The applicant relied upon the following judgments:

a) Judgment of Hon'ble Supreme court in Mathew Varghese Vs. M. Amritha Kumar : (2014) 5 SCC 610.

b) Mardia Chemicals case reported in : 2004 (4) SCC 311 and also in 2014 (2) ALD page 350 (DB) Vs. Union of India.

c) Hon'ble Supreme Court judgment reported in : 2014 (6) SCC page 1 Harsh Govardhan's case.

It is contended that the respondent bank has not issued notice under 8(6) and not followed 8(7) and 9(1) which is mandatory to the notice as per the Act. The respondent bank issued sale notice without date which is against law and which don't show the 30 days gap as per law. The respondent failed to give opportunity to redeem his property for payment of amount before date of publication as per the Act.

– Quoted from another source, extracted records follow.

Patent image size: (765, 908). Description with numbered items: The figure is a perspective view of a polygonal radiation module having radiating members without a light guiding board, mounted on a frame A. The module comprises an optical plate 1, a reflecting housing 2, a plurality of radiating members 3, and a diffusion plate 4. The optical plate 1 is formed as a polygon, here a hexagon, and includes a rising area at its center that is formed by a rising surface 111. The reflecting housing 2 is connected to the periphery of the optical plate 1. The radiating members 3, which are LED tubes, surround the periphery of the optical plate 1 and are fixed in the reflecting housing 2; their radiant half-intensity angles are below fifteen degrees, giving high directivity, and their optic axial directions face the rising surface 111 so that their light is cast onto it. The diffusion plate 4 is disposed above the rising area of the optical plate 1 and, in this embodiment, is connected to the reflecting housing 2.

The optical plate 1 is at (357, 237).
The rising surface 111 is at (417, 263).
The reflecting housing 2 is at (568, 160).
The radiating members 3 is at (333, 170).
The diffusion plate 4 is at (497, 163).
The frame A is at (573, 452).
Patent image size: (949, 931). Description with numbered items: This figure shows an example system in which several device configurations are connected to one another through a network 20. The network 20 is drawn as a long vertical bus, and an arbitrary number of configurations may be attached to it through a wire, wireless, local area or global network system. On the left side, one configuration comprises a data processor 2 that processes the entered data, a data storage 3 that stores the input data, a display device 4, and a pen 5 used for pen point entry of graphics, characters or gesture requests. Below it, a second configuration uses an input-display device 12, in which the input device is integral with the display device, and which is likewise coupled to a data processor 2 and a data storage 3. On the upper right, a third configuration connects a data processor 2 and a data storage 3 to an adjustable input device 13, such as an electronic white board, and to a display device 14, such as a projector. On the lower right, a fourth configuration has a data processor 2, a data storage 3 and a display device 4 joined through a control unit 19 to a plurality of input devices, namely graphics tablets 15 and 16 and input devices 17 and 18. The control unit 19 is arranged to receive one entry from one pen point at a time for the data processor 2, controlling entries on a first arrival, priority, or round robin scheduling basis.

It is submitted that the sale notice was not affixed on schedule property as it is against the law. As per 8(1) of SARFAESI rules, the possession notice need to be affixed on the outer door of schedule property. The possession notice issued by respondent is also not maintainable in view of the fact that no notice has been issued to applicant before alleged compliance of Section 2(1)(o) of SARFAESI act. The applicant further states that the charges said to have been created by applicant company are also barred and hence void, having been not registered under section 125 and 135 of Companies Act. The recall notice issued by respondent is against the RBI circular issued in the year 1986-87. The respondent has published a notice to take symbolic possession of property which is otherwise not according to rule 8(1) of SARFAESI Rules. It is submitted that each and every allegation and purported claims set out in the notice are baseless, frivolous, vexatious, misconceived and arbitrary. Hence prayed to declare the action initiated by respondent bank as illegal, arbitrary, null and void.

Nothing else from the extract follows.